Despite falling in the middle of the Depression, 1934 was a particularly auspicious year for health care in Montreal, with three English-language hospital openings in one year:the Jewish General Hospital, St. Mary’s Hospital, and the Montreal Neurological Institute.
Jewish General Hospital
The Jewish General Hospital (JGH) opened in 1934 with money raised by the Jewish community. Large numbers of Jewish immigrants arrived in Montreal in the late 19th and early 20th centuries, fleeing religious persecution, mostly in Europe. However, in Montreal they continued to face discrimination accessing care and, in the case of health professionals, getting hired in hospitals.
In 1912, Canada’s first Jewish clinic, the Herzl Dispensary, opened ; the Hebrew Maternity Hospital followed in 1916. By the 1920s, the need for a larger facility to treat Montreal’s Jewish population became apparent, and a large fundraising campaign was launched. The JGH’s founders insisted, however, the new hospital would treat patients of all faiths and languages.
Originally a small community hospital, the JGH underwent several expansions and additions over the decades, including Canada’s only Jewish nursing school (which closed when the CEGEP system took over nursing training in 1972), as well as the Lady Davis Institute for medical research and the Segal Cancer Centre. In 1974 the Herzl Dispensary merged with the JGH and is now known as the Goldman Herzl Family Practice Centre. McGill medical students began doing clerkships at the JGH in 1939 and the hospital’s full affiliation with McGill was granted in 1969.
St. Mary’s Hospital
Irish immigrants poured into Montreal from the mid-19th century, fleeing the devastating famine, and continued to arrive into the early 20th century. Mostly Catholics, these newcomers often had to choose between receiving medical care in English from Protestant institutions, like the Montreal General Hospital, or in French from Catholic institutions, like Hôtel-Dieu. A temporary hospital, St. Patrick’s, was set up to treat passengers from the disease-ridden “fever ships” that brought them from Ireland in the 1850s, but closed after 10 years; two specially-created Irish wards at Hôtel-Dieu did their best to treat Irish Catholics in English until St. Mary’s Hospital was founded in 1924.

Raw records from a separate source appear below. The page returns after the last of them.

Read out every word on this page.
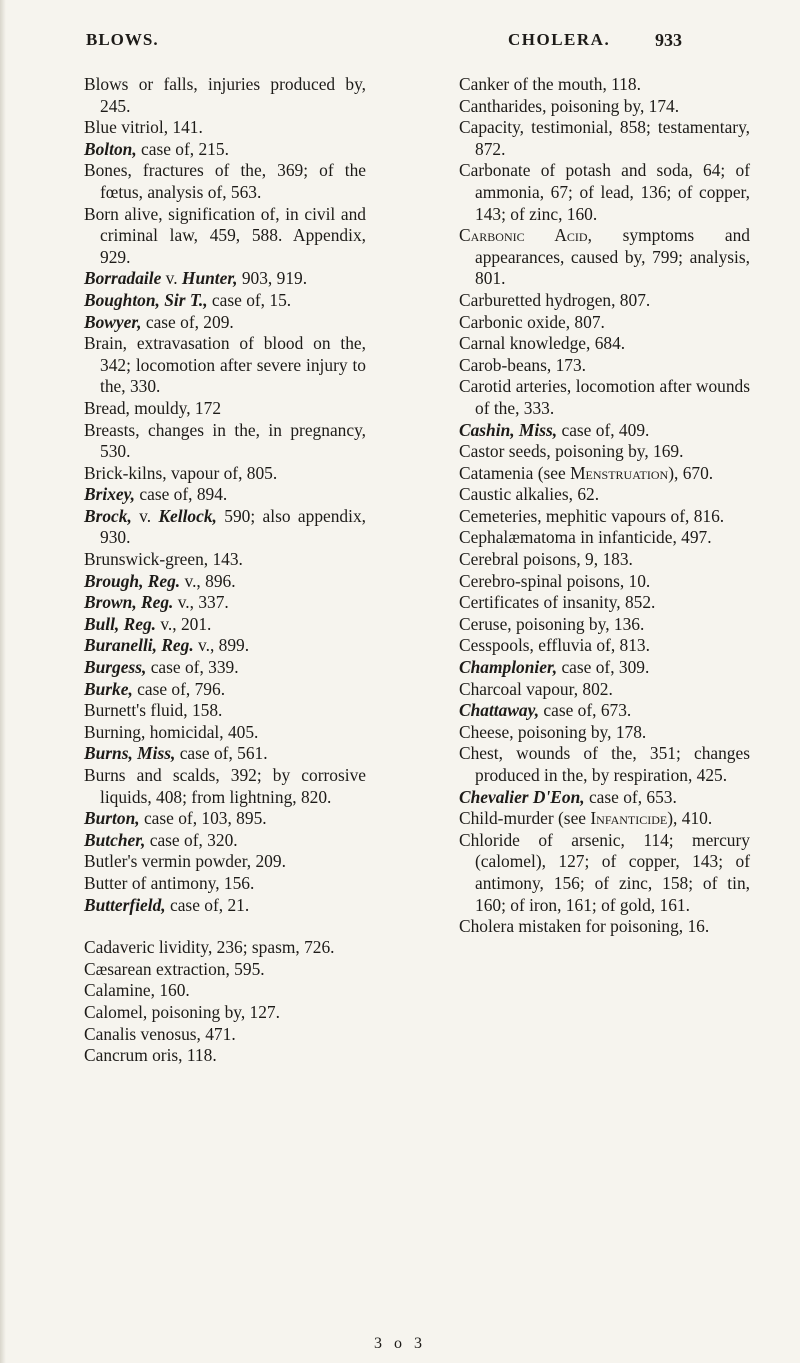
BLOWS.	CHOLERA. 933
Blows or falls, injuries produced by, 245.
Blue vitriol, 141.
Bolton, case of, 215.
Bones, fractures of the, 369; of the fœtus, analysis of, 563.
Born alive, signification of, in civil and criminal law, 459, 588. Appendix, 929.
Borradaile v. Hunter, 903, 919.
Boughton, Sir T., case of, 15.
Bowyer, case of, 209.
Brain, extravasation of blood on the, 342; locomotion after severe injury to the, 330.
Bread, mouldy, 172
Breasts, changes in the, in pregnancy, 530.
Brick-kilns, vapour of, 805.
Brixey, case of, 894.
Brock, v. Kellock, 590; also appendix, 930.
Brunswick-green, 143.
Brough, Reg. v., 896.
Brown, Reg. v., 337.
Bull, Reg. v., 201.
Buranelli, Reg. v., 899.
Burgess, case of, 339.
Burke, case of, 796.
Burnett's fluid, 158.
Burning, homicidal, 405.
Burns, Miss, case of, 561.
Burns and scalds, 392; by corrosive liquids, 408; from lightning, 820.
Burton, case of, 103, 895.
Butcher, case of, 320.
Butler's vermin powder, 209.
Butter of antimony, 156.
Butterfield, case of, 21.
Cadaveric lividity, 236; spasm, 726.
Cæsarean extraction, 595.
Calamine, 160.
Calomel, poisoning by, 127.
Canalis venosus, 471.
Cancrum oris, 118.
Canker of the mouth, 118.
Cantharides, poisoning by, 174.
Capacity, testimonial, 858; testamentary, 872.
Carbonate of potash and soda, 64; of ammonia, 67; of lead, 136; of copper, 143; of zinc, 160.
Carbonic Acid, symptoms and appearances, caused by, 799; analysis, 801.
Carburetted hydrogen, 807.
Carbonic oxide, 807.
Carnal knowledge, 684.
Carob-beans, 173.
Carotid arteries, locomotion after wounds of the, 333.
Cashin, Miss, case of, 409.
Castor seeds, poisoning by, 169.
Catamenia (see Menstruation), 670.
Caustic alkalies, 62.
Cemeteries, mephitic vapours of, 816.
Cephalæmatoma in infanticide, 497.
Cerebral poisons, 9, 183.
Cerebro-spinal poisons, 10.
Certificates of insanity, 852.
Ceruse, poisoning by, 136.
Cesspools, effluvia of, 813.
Champlonier, case of, 309.
Charcoal vapour, 802.
Chattaway, case of, 673.
Cheese, poisoning by, 178.
Chest, wounds of the, 351; changes produced in the, by respiration, 425.
Chevalier D'Eon, case of, 653.
Child-murder (see Infanticide), 410.
Chloride of arsenic, 114; mercury (calomel), 127; of copper, 143; of antimony, 156; of zinc, 158; of tin, 160; of iron, 161; of gold, 161.
Cholera mistaken for poisoning, 16.
3 o 3
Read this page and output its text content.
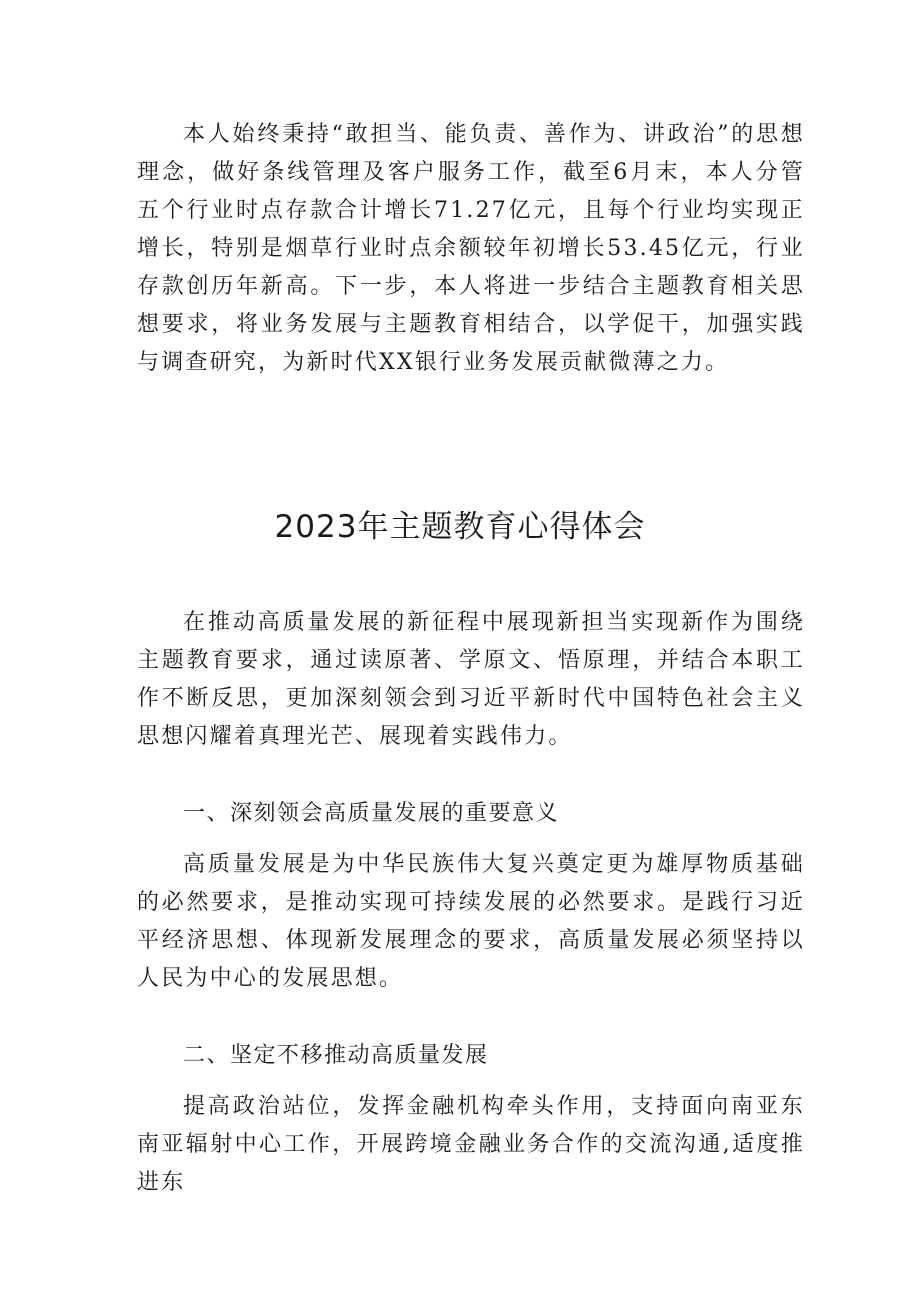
本人始终秉持“敢担当、能负责、善作为、讲政治”的思想理念，做好条线管理及客户服务工作，截至6月末，本人分管五个行业时点存款合计增长71.27亿元，且每个行业均实现正增长，特别是烟草行业时点余额较年初增长53.45亿元，行业存款创历年新高。下一步，本人将进一步结合主题教育相关思想要求，将业务发展与主题教育相结合，以学促干，加强实践与调查研究，为新时代XX银行业务发展贡献微薄之力。

2023年主题教育心得体会

在推动高质量发展的新征程中展现新担当实现新作为围绕主题教育要求，通过读原著、学原文、悟原理，并结合本职工作不断反思，更加深刻领会到习近平新时代中国特色社会主义思想闪耀着真理光芒、展现着实践伟力。

一、深刻领会高质量发展的重要意义

高质量发展是为中华民族伟大复兴奠定更为雄厚物质基础的必然要求，是推动实现可持续发展的必然要求。是践行习近平经济思想、体现新发展理念的要求，高质量发展必须坚持以人民为中心的发展思想。

二、坚定不移推动高质量发展

提高政治站位，发挥金融机构牵头作用，支持面向南亚东南亚辐射中心工作，开展跨境金融业务合作的交流沟通,适度推进东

The new English Catholic hospital was temporarily housed in a former mansion, Shaughnessy House (now part of the Canadian Centre for Architecture) on Dorchester Street (now René-Lévesque). It moved into its purpose-built present location in 1934 in Côte-des-Neiges, which was built with funds raised by the city’s Irish Catholic community and run largely by the Grey Nuns. Like the JGH, St. Mary’s founders insisted the hospital would serve all Montrealers of any faith or language.
In 1943, the Sisters of Providence of St. Vincent de Paul took over nursing services and the hospital’s nursing school, until 1972 when the CEGEP system was introduced and took over RN training. Although McGill medical students and residents had been training at St. Mary’s Hospital Center, as it is now known, for decades, the hospital only became officially affiliated with the university in 2013.
Montreal Neurological Institute
The Montreal Neurological Institute also opened in 1934. Unlike the other two hospitals, The Neuro was established for mainly scientific and medical reasons, rather than cultural ones.
It was funded differently from the JGH and St. Mary’s too: money for the hospital came largely from the Rockefeller Foundation, which had previously funded the construction of the Pathological Institute (now the Lyman Duff Building), also on University Avenue next to the former Royal Victoria Hospital. “A promising superstar neurosurgeon Wilder Penfield had a concept to bring together scientists and clinicians around neurological diseases and he convinced the Rockefeller Foundation to fund it in the middle of the Depression,” recounts former Dean of Medicine and McGill medical historian Dr. Richard Cruess.
Also unlike the other hospitals, The Neuro – now officially called the Montreal Neurological Institute-Hospital – was a McGill affiliate from its inception. That’s because the head of the Royal Vic and Dr. Penfield’s boss Sir Charles Meredith felt it was too big a financial risk for the Vic to take on at the time and so it was built under the direct auspices of the university, and so it remains today.